When you are racing and have a serious accident, there's always a track safety crew to come and quickly extinquish any fire(s). In your motor home, . . . not so.
Chum lee
Your concern is duly noted..
However, in reality, the amount of RVs factory equipped with solenoids controlled by LP detector are very few compared to the quantity of RVs without.
Highly doubt there is more RV fires and explosions that happen with RVs without that system.
It is a great idea but in reality not necessary, not required by law and over the yrs different manufacturers have come and gone and when it comes time to repair the systems parts often will not interchange and obsolete systems, the parts are made of "unobtainium" causing a major retrofit.
Millions, perhaps billions of homes are serviced by propane or natural gas also, not all that many (if any at all) make the news as blowing up because someone accidentally "bumped" on of the ranged valves or wind blew out the flame.
Comparing auto fuel systems isn't all that good of a comparison either.
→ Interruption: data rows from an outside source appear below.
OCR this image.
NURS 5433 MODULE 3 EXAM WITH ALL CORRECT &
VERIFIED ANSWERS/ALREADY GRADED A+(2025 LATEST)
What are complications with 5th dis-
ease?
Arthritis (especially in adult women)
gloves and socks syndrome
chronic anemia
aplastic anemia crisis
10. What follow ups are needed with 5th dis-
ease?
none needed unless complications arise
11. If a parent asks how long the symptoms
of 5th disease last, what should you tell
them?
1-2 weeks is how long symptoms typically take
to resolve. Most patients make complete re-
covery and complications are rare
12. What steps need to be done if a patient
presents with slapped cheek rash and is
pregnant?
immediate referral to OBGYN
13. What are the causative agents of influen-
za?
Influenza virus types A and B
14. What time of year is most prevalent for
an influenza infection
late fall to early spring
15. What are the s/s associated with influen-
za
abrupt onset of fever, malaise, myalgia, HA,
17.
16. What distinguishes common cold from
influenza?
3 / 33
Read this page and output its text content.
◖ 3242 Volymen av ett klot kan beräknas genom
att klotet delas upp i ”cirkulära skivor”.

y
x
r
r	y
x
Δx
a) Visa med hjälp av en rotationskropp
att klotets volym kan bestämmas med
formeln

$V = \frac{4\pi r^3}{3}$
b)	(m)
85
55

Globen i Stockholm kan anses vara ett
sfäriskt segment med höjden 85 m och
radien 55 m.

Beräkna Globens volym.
Fuel injection systems operate at very high pressure (40PSI-50PSI) and when a vehicle is involved in an accident the concern is all that fuel under high pressure spraying on to very hot engine and exhaust parts creating an intense fire ball..
The propane at your appliances is maybe 1/2 PSI..
Nowhere did I tell you, or anyone else what they should or should not add/remove from/to their propane system. As far as I'm concerned, it's your vehicle (home) and your choice.
Clearly, you haven't thought about this at all. I'm not talking about fuel injectors spraying atomized fuel on/into a hot engine. I'm talking about a running fuel pump with ruptured fuel lines pumping liquid fuel at 50 psi into a crash zone. Do you get the difference?
In a residential application, (as you have stated at .5psi) dumping gaseous fuel (propane/natural gas/whatever) into a large area is going to take a lot of time to reach the stochiometric explosive point. In the confines of an RV, not so. Do you GET that? I don't think so.
Look Mr. Gdetrailer, I have no interest in getting into a pissing match with you. One question for you though. Where did you get your engineering degrees? It's a rhetorical question. (I really don't care and don't bother answering, . . . I already know the answer) This is why I rarely post here anymore.